Энкрофт допил остатки бренди и посмотрел на нее:

— Конечно.

— Я знаю, вам рассказали о том, кто я на самом деле. — Она покачала головой, предупреждая его возражения. — Прошу вас только об одном — сохраните мою тайну. Я не перенесу, если мои друзья узнают, кто я и чем занимаюсь здесь с Сомертоном.

Энкрофт прикрыл глаза и кивнул:

— Хорошо, мисс Ситон. — Он открыл глаза и улыбнулся: — Как же так получилось, что мы ни разу не встретились раньше?

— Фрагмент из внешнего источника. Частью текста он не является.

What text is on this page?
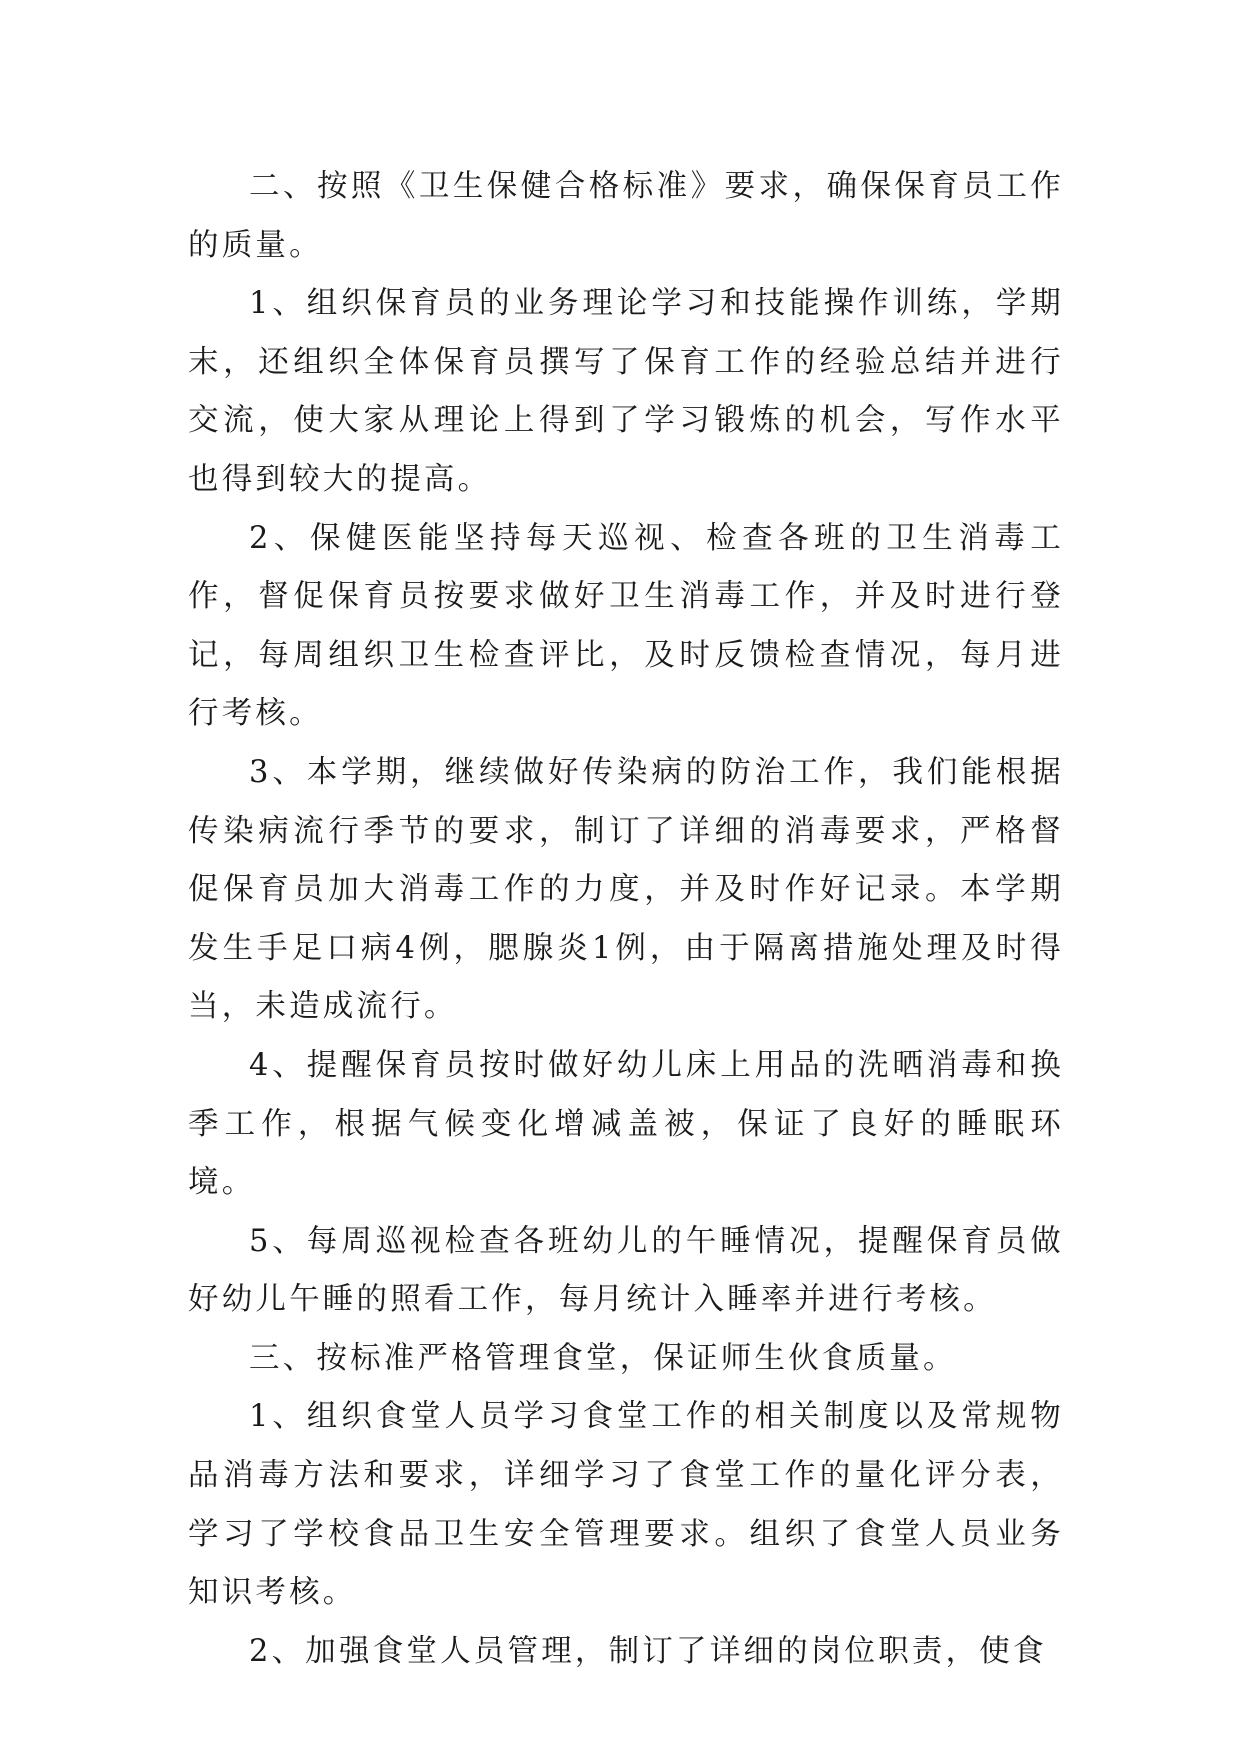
二、按照《卫生保健合格标准》要求，确保保育员工作的质量。

1、组织保育员的业务理论学习和技能操作训练，学期末，还组织全体保育员撰写了保育工作的经验总结并进行交流，使大家从理论上得到了学习锻炼的机会，写作水平也得到较大的提高。

2、保健医能坚持每天巡视、检查各班的卫生消毒工作，督促保育员按要求做好卫生消毒工作，并及时进行登记，每周组织卫生检查评比，及时反馈检查情况，每月进行考核。

3、本学期，继续做好传染病的防治工作，我们能根据传染病流行季节的要求，制订了详细的消毒要求，严格督促保育员加大消毒工作的力度，并及时作好记录。本学期发生手足口病4例，腮腺炎1例，由于隔离措施处理及时得当，未造成流行。

4、提醒保育员按时做好幼儿床上用品的洗晒消毒和换季工作，根据气候变化增减盖被，保证了良好的睡眠环境。

5、每周巡视检查各班幼儿的午睡情况，提醒保育员做好幼儿午睡的照看工作，每月统计入睡率并进行考核。

三、按标准严格管理食堂，保证师生伙食质量。

1、组织食堂人员学习食堂工作的相关制度以及常规物品消毒方法和要求，详细学习了食堂工作的量化评分表，学习了学校食品卫生安全管理要求。组织了食堂人员业务知识考核。

2、加强食堂人员管理，制订了详细的岗位职责，使食
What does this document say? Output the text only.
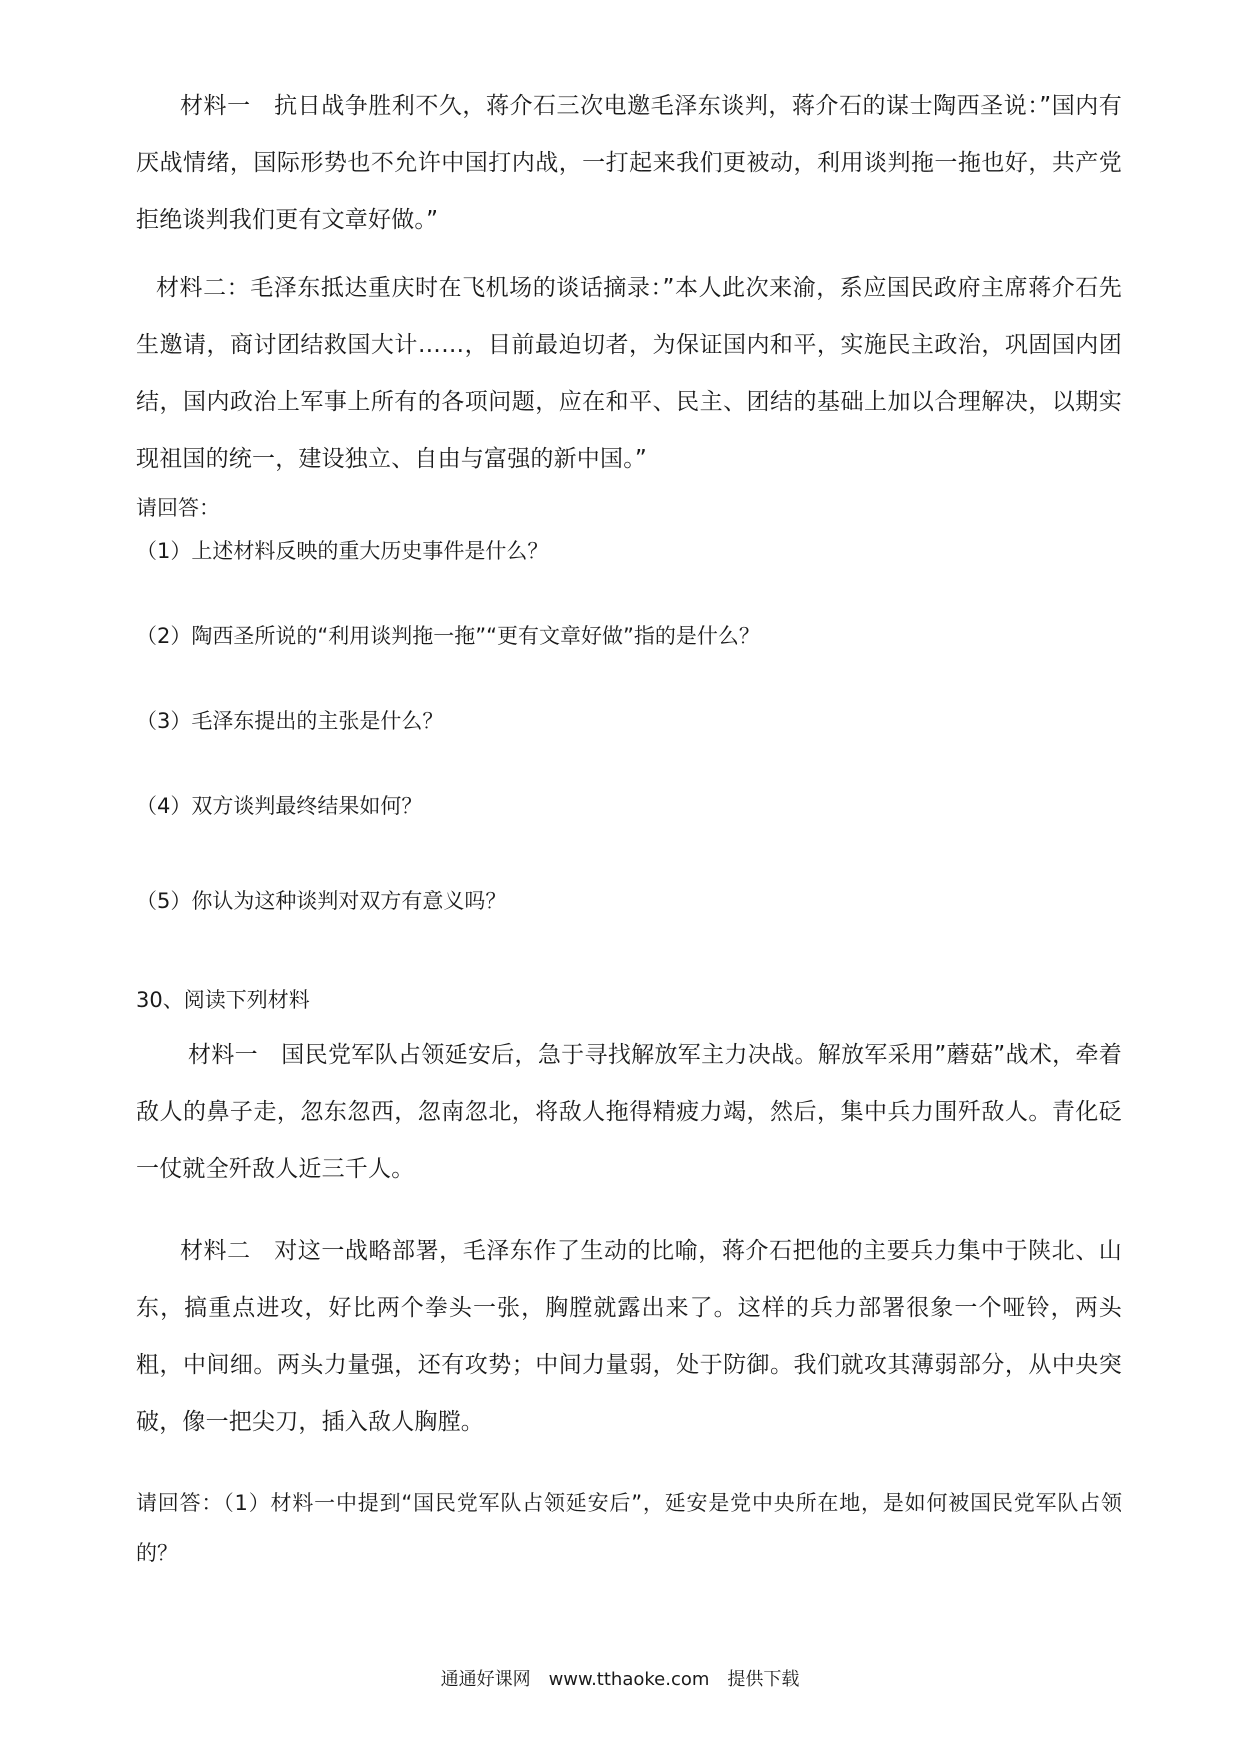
材料一　抗日战争胜利不久，蒋介石三次电邀毛泽东谈判，蒋介石的谋士陶西圣说：”国内有厌战情绪，国际形势也不允许中国打内战，一打起来我们更被动，利用谈判拖一拖也好，共产党拒绝谈判我们更有文章好做。”

材料二：毛泽东抵达重庆时在飞机场的谈话摘录：”本人此次来渝，系应国民政府主席蒋介石先生邀请，商讨团结救国大计……，目前最迫切者，为保证国内和平，实施民主政治，巩固国内团结，国内政治上军事上所有的各项问题，应在和平、民主、团结的基础上加以合理解决，以期实现祖国的统一，建设独立、自由与富强的新中国。”

请回答：

（1）上述材料反映的重大历史事件是什么？

（2）陶西圣所说的“利用谈判拖一拖”“更有文章好做”指的是什么？

（3）毛泽东提出的主张是什么？

（4）双方谈判最终结果如何？

（5）你认为这种谈判对双方有意义吗？

30、阅读下列材料

材料一　国民党军队占领延安后，急于寻找解放军主力决战。解放军采用”蘑菇”战术，牵着敌人的鼻子走，忽东忽西，忽南忽北，将敌人拖得精疲力竭，然后，集中兵力围歼敌人。青化砭一仗就全歼敌人近三千人。

材料二　对这一战略部署，毛泽东作了生动的比喻，蒋介石把他的主要兵力集中于陕北、山东，搞重点进攻，好比两个拳头一张，胸膛就露出来了。这样的兵力部署很象一个哑铃，两头粗，中间细。两头力量强，还有攻势；中间力量弱，处于防御。我们就攻其薄弱部分，从中央突破，像一把尖刀，插入敌人胸膛。

请回答：（1）材料一中提到“国民党军队占领延安后”，延安是党中央所在地，是如何被国民党军队占领的？

通通好课网　www.tthaoke.com　提供下载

— Честное слово, не знаю. Прежде мы чаще всего собирались в доме Эвис, а сейчас, когда она, Дженнет и Элизабет вышли замуж, нам стало труднее находить время для общения друг с другом.

— Наверное, в этом и состоит объяснение.

— Вы очень добры, лорд Энкрофт.

Глядя на его улыбку, Виктория вновь поймала себя на мысли о причудливом устройстве собственного сердца. Добрый, внимательный и красивый Энкрофт вызывал в ней исключительно дружеские чувства. Ничего похожего на то звенящее напряжение, которое возникало, как только Сомертон оказывался где-то поблизости. — Николас, ты здесь?

Помяни дьявола, он и появится. Виктория отвернулась к огню, чтобы не видеть вошедшего в библиотеку Сомертона.

— Я у камина, — ответил Энкрофт.

— Проклятая темнота, ни черта не разглядеть. — Сомертон шагнул вперед. — Ты не видел Викторию? Я нигде не могу ее найти.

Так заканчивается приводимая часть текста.